(EDITOR’S NOTE: The following is a column written after the Hendrix Board of Trustees voted in 2008 to reinstate football pending the ability to raise private funds to support the start-up)
When she first learned that Hendrix College was considering reinstating football, Stacy Sells, the 1981 student body president, angrily told Hendrix officials that if they did so, the college would never receive another dime from her.
A kazoo band’s performance at halftime started turning things around.
Now, Sells, who had never had any desire to attend a football game, can hardly wait for the Hendrix Warriors football team to take the field.
The Little Rock native effervescently spouts out statistics such as 95 percent of potential students for Hendrix consider football a positive lure, that Division III head coaches make an average of $65,000 per year and that recruiting budgets are only $35,000, which would not likely cover Alabama coach Nick Saban’s income tax. She passionately argues now from the other side.
An ardent supporter of Hendrix’s Odyssey program, Sells has had quite an odyssey from initially one of the most “anti” members of Hendrix’s Football Study Committee, whose recommendation and research led the college’s board of trustees to decide to revive football after almost half a century as soon as start-up costs are raised from external sources.
“Arkansas has never had a Division III football team, so I didn’t know what that meant,” she said. “I thought Division III football was like Razorback football and would be a dominant part of the community. I grew up in the Southern culture in which football also represents marching bands, pom-pon girls, majorettes and mascots and going to any football game and hearing bands always playing the same songs.
“Then I saw some Division III football games and some schools like Amherst and others and how they were able to create traditions unique to their campuses under a Division III philosophy. I saw a kazoo band perform at Grinnell College in Iowa, and I knew I was seeing something different. It was community football, community athletics. I saw the purest form of college athletics.”
As part of her research, she talked to her daughter and some of her friends at Grinnell, Washington & Lee, Middlebury and the University of Chicago.
“I began to realize college kids today are looking at things from an institution different than what we were looking for,” she said. “For example, students no longer want to go down the hall to a gymnasium-style bathroom like we did. One bathroom for four students is considered not enough nowadays.”

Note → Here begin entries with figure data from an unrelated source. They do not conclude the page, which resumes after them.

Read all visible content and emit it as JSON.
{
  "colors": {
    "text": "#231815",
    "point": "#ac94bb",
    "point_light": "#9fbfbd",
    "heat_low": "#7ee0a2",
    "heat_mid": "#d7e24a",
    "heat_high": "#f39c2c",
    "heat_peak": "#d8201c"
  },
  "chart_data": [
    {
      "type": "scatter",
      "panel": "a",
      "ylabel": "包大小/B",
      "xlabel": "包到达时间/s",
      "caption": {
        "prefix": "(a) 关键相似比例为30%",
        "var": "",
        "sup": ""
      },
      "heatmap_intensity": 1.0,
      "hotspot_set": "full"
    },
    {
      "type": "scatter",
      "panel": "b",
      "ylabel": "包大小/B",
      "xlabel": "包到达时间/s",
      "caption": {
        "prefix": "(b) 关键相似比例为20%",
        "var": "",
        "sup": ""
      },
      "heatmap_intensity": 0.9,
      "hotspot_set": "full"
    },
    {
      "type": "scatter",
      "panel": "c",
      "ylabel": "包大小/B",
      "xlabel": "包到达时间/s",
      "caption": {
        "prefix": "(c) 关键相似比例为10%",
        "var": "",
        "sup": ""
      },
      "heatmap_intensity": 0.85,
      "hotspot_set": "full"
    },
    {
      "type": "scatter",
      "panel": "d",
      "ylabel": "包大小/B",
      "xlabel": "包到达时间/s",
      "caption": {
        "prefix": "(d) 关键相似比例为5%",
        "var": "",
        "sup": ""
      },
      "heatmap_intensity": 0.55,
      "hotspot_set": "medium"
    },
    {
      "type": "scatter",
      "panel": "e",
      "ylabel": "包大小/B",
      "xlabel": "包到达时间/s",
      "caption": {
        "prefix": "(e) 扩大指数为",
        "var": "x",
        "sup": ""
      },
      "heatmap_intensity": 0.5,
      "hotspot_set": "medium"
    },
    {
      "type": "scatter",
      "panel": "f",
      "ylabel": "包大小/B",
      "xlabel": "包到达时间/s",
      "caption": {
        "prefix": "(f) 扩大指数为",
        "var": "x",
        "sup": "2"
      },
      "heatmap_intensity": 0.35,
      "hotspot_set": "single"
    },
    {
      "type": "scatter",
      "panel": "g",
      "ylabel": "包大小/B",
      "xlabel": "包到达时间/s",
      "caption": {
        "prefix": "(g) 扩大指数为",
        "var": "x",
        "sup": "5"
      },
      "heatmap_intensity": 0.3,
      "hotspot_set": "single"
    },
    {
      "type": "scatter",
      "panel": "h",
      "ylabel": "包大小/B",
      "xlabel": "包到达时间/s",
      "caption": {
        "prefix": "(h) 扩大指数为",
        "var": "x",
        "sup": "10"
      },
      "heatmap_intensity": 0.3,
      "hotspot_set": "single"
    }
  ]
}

Basically, Sells came to understand that football on the Division III level, where athletic scholarships are prohibited, is not designed to conflict with the academic mission of the university.
“I prefer to give to academic programs,” she said. “But as we did our research, we discovered people who, if Hendrix reinstated football, would increase their level of giving. People make contributions based on their value system. I realized that, by having football, Hendrix would open up some areas of giving and support that are not open to us now. And I realized that would be a good thing, creating the type of diversity and opportunity we’re looking for.”
The debate about Hendrix reinstating football, absent since 1960, has been described as reaching a level of intensity that, by comparison, would make what is going on between Hillary Clinton and Barack Obama a lovefest.
Marty Rhodes, co-chairman of the exploratory committee, noted that the biggest argument for reinstating football would be the creation of more diversity. Then, he laughed, and said one of the biggest negatives to some people was football would detract from the college’s diversity.
“The culture of Hendrix College came up time and time again and I have not been able to get my hands around how, culturally, football does not fit,” he said. “I think it related to a misunderstanding or lack of knowledge what Division III football really is. Just about everybody in this state understands football in terms of Razorback football. We faced an educational challenge.”
“Once I understood what Division III football was all about and that it was addressing a desire of students for another extracurricular opportunity to add to the educational experience, then I had to ask ‘why not?’” Sells said.
Tuesday, Sells displayed a legal pad full of notes and highlighted a statement by Dr. Robert Entzminger, provost and dean of the college.
“He told us that what makes Hendrix distinctive should not be defined by an absence,” she said. “I thought that was terrible profound. It spoke to me.”
In the next few years, expect to see once “anti-football culture” Stacy Sells at a Hendrix football game, cheering on the Warriors but appreciating the totality of somewhat an existential experience of youngsters having fun playing a sport they’ve always loved with little motive except an individual love of sport.
Hell freezing over? Actually, she expects a little bit of heaven.